Rubell and Schrager couldn’t forget their problems, however, which were huge and of their own making. Studio 54 claims to be the first time the blemished backstory of the club has been told, with Schrager and others associated with it doing the honors. (Rubell, who had AIDS, died in 1989.) The lack of a liquor license was one issue; the owners simply got daily catering permits that allowed them to serve alcohol as they waited to become legit, but they had been cut off. A bigger sin was tax evasion, with the pair skimming the books to the tune of $400,000. The feds found cash and drugs hidden in the club, and Rubell and Schrager went to jail, though their sentences were shortened once they ratted out other clubs that had been taking some off the top, too.

Schrager provides the bulk of the commentary here, and it’s fun to relive the beginning and heydey of Studio 54 through his memories. He’s a charming host. But when he’s recounting the criminal part of its history, you want to throttle him for being so stupid. As the prosecutor in the case points out, Rubell and Schrager were skimming close to 80 percent of the club’s profits: “They were really pigs about it.” And their machismo was as legendary as their place, with Rubell frequently bragging about how much money they made and the pair even throwing themselves a party the night before they went to jail. “When I think of it now, it was so preposterous,” Schrager says. “What were we thinking?”

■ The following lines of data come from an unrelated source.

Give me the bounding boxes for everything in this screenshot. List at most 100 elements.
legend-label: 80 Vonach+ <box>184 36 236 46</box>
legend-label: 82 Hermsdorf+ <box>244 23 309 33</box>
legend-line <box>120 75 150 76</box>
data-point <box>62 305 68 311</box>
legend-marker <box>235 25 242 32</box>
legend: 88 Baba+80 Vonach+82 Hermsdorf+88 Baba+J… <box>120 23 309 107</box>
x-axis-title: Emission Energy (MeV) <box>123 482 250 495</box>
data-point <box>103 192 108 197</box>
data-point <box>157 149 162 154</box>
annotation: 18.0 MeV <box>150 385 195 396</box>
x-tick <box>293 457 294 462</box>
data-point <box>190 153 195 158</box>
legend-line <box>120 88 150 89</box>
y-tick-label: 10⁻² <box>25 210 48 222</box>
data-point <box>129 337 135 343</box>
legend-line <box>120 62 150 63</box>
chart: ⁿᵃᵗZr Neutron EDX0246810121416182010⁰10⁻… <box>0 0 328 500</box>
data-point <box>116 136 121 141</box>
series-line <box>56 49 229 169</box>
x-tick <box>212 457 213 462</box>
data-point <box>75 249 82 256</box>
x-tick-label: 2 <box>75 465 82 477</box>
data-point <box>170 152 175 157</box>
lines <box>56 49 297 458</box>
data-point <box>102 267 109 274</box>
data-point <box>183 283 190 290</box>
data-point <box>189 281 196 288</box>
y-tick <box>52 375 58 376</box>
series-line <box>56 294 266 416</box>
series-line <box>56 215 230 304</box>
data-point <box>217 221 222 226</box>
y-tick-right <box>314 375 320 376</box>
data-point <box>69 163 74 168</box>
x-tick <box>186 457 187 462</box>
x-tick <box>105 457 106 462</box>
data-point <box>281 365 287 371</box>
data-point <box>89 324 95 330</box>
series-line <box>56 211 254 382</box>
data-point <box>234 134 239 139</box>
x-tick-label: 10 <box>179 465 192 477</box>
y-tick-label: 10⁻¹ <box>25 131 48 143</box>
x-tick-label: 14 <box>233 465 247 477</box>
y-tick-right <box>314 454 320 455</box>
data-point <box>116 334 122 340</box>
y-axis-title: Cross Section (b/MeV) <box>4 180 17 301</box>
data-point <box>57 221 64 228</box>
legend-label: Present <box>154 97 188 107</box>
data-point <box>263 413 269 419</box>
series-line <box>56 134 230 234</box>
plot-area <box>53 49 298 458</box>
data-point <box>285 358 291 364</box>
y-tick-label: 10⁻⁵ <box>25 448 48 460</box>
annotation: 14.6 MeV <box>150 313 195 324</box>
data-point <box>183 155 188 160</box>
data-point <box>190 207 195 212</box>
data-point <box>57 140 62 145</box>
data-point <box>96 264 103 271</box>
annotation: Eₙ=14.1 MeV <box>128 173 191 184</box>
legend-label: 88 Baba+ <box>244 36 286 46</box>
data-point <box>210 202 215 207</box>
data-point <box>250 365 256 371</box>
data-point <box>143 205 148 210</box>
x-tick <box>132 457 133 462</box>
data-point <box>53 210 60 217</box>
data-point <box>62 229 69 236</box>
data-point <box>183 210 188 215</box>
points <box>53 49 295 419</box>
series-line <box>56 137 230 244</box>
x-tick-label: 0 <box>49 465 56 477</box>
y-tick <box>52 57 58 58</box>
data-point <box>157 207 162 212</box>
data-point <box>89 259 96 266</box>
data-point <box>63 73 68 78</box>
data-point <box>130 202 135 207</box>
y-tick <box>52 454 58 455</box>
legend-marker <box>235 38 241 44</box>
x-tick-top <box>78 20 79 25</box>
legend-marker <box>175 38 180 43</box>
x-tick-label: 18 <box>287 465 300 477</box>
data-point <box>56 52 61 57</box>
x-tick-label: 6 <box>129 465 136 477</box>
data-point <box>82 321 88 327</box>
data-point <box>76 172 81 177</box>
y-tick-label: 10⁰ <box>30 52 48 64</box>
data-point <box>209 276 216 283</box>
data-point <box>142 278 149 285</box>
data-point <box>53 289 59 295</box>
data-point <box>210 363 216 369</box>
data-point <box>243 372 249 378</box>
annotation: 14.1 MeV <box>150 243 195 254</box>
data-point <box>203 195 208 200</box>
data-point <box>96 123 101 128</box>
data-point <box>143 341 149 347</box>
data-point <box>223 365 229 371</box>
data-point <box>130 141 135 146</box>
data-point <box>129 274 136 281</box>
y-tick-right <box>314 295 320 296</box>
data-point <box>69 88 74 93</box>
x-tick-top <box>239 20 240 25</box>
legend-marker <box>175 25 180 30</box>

Tyrnauer (Scotty and the Secret History of Hollywood) also interviews architects, designers, promoters, bartenders, and even a busboy from the club, all of whom provide entertaining first-person accounts of the good times as the director offers a staggering amount of visual history. You see the usual ’70s suspects: Warhol, Stallone, Minnelli, as well as a Pride Parade’s worth of drag queens. Inclusion seems to have been paramount. But the doc isn’t all about the highs: A late chapter focuses on the AIDS epidemic, with one person tearily commenting that “the loss was profound.” More sadness comes when it’s revealed that Rubell was partially closeted, at least to his mother, who at the time of his death wondered why he’d never gotten married. It makes a remark from a reveler especially mournful: “I didn’t think the party was going to end.”

Studio 54 opens Friday at Landmark E Street Cinema.